Something over four hundred years ago, Govert Flinck (1615-1660) was born in Cleves and Ferdinand Bol (1616-1680) was born in Dordrecht – they were contemporaries. After their initial schooling as painters, when they were about twenty, the tow talented artists moved to Amsterdam, where they finished their training under Rembrandt, who at that time was at the height of his fame. Even though Flinck and Bol soon ranked alongside the most successful painters in Amsterdam, and even surpassed Rembrandt in that regard, they remained in their famous teacher’s shadow in the centuries that followed. To honour Govert Flinck and Ferdinand Bol, the Rembrandt House Museum and the Amsterdam Museum came together to produce a major double exhibition and this book, in which the two artists are portrayed and compared.
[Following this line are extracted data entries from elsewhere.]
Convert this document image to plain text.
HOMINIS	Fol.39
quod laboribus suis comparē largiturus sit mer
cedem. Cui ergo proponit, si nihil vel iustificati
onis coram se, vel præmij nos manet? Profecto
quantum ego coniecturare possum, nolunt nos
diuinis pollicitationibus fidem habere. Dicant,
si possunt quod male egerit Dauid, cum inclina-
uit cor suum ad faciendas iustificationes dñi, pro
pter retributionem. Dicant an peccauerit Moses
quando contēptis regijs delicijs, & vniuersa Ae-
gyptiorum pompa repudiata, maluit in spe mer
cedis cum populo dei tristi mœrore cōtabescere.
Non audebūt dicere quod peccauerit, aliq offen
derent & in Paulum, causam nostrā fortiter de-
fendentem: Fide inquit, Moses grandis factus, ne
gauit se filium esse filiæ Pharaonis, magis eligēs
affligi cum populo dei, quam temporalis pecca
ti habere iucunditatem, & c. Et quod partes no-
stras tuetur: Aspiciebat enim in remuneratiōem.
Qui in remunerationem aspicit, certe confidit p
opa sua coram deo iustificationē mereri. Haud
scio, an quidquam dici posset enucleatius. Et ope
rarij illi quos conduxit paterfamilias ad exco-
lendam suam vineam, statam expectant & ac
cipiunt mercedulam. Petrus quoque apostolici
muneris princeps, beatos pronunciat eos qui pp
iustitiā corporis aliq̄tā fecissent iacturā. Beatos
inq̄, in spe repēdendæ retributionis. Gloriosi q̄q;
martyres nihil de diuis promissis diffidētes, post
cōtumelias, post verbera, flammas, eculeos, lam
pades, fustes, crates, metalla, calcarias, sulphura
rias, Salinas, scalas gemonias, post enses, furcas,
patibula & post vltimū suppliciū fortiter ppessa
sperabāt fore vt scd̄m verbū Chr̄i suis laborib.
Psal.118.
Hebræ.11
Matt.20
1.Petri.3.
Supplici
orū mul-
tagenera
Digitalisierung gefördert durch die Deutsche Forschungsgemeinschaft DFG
As advanced students, they took part in the production process in the workshop and in so doing mastered Rembrandt’s style. After they had set themselves up as artists in their own right, Flinck and Bol still worked in Rembrandt’s style for some years, before adopting a different, more classicist approach. Flinck emerged as a true virtuoso who worked in different painting styles, depending on the commission. Bol stuck to what Rembrandt had taught him for longer and did not develop a brighter palette and a smoother style until around 1650. Bol, moreover, was the only one of Rembrandt’s pupils to produce a substantial graphic oeuvre, amounting to twenty or so skilfully etched prints.
This book chronicles the latest insights into Govert Flinck and Ferdinand Bol, in longer essays and focus contributions on individual themes that present a fascinating insight into their life and work: from their training with Rembrandt to their great successes as independent artists excelling at large history paintings and elegant portraits. The essays explore their exceptional artistic talent and examine the family connections and social networks that were crucial to their success. Bol and Flinck were awarded prestigious commissions – from private individuals and rulers, and from city institutions including the civic guard and the town hall. Fifteen paintings by Bol and Flinck were restored especially for the exhibition. Words and images combine to make this book a valuable addition tot art-lovers’ libraries.